Изучение возможных биохимических и морфологических маркеров феномена "no-reflow" в эксперименте

Резюме

Цель работы - изучить взаимосвязь карбонильных производных протеинов и повреждение эндотелия сосудов как потенциальных предикторов развития феномена "no-reflow" в условиях экспериментального моделирования реперфузии.

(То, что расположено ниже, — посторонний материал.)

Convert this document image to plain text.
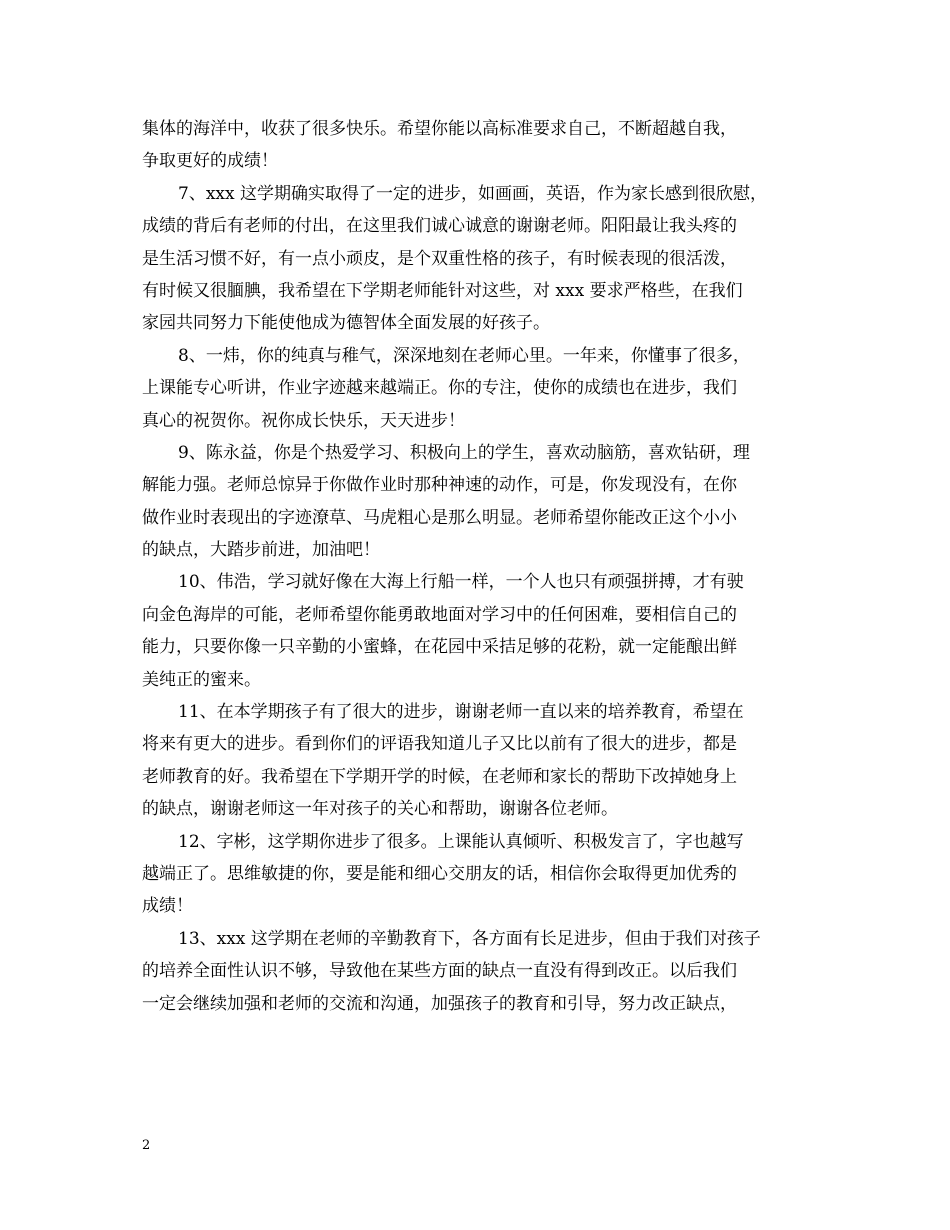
集体的海洋中，收获了很多快乐。希望你能以高标准要求自己，不断超越自我，
争取更好的成绩！
7、xxx 这学期确实取得了一定的进步，如画画，英语，作为家长感到很欣慰，
成绩的背后有老师的付出，在这里我们诚心诚意的谢谢老师。阳阳最让我头疼的
是生活习惯不好，有一点小顽皮，是个双重性格的孩子，有时候表现的很活泼，
有时候又很腼腆，我希望在下学期老师能针对这些，对 xxx 要求严格些，在我们
家园共同努力下能使他成为德智体全面发展的好孩子。
8、一炜，你的纯真与稚气，深深地刻在老师心里。一年来，你懂事了很多，
上课能专心听讲，作业字迹越来越端正。你的专注，使你的成绩也在进步，我们
真心的祝贺你。祝你成长快乐，天天进步！
9、陈永益，你是个热爱学习、积极向上的学生，喜欢动脑筋，喜欢钻研，理
解能力强。老师总惊异于你做作业时那种神速的动作，可是，你发现没有，在你
做作业时表现出的字迹潦草、马虎粗心是那么明显。老师希望你能改正这个小小
的缺点，大踏步前进，加油吧！
10、伟浩，学习就好像在大海上行船一样，一个人也只有顽强拼搏，才有驶
向金色海岸的可能，老师希望你能勇敢地面对学习中的任何困难，要相信自己的
能力，只要你像一只辛勤的小蜜蜂，在花园中采拮足够的花粉，就一定能酿出鲜
美纯正的蜜来。
11、在本学期孩子有了很大的进步，谢谢老师一直以来的培养教育，希望在
将来有更大的进步。看到你们的评语我知道儿子又比以前有了很大的进步，都是
老师教育的好。我希望在下学期开学的时候，在老师和家长的帮助下改掉她身上
的缺点，谢谢老师这一年对孩子的关心和帮助，谢谢各位老师。
12、字彬，这学期你进步了很多。上课能认真倾听、积极发言了，字也越写
越端正了。思维敏捷的你，要是能和细心交朋友的话，相信你会取得更加优秀的
成绩！
13、xxx 这学期在老师的辛勤教育下，各方面有长足进步，但由于我们对孩子
的培养全面性认识不够，导致他在某些方面的缺点一直没有得到改正。以后我们
一定会继续加强和老师的交流和沟通，加强孩子的教育和引导，努力改正缺点，
2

 Методы. Исследование выполнено на лабораторных животных (крысах линии Wistar) в соответствии с этическими нормами, изложенными в Конвенции по защите позвоночных животных, используемых для экспериментальных и других научных целей (Страсбург, 1986) и приказе Минздрава России No 267 от 19.06.2003 "Об утверждении правил лабораторной практики". Модель реперфузии создавали путем пережатия брюшного отдела аорты с последующим кондиционированием. Определяли активность лизосомальных цистеиновых протеиназ, уровень окислительно-модифицированных белков в плазме, в гомогенатах стенки сосудов и в интактной стенке, выделенной дистальнее операционного вмешательства. Трансмиссионная электронная микроскопия проведена на просвечивающем электронном микроскопе "Libra 120" с автоматическим сканированием изображений (Carl Zeiss, Германия). Статистический анализ результатов исследования проведен, согласно руководству по медицинской статистике с применением современных методов виртуального математического анализа и использованием программы "Statistica 10.0". Для оценки статистической значимости различий независимых выборок использовали критерий Манна-Уитни (U-тест).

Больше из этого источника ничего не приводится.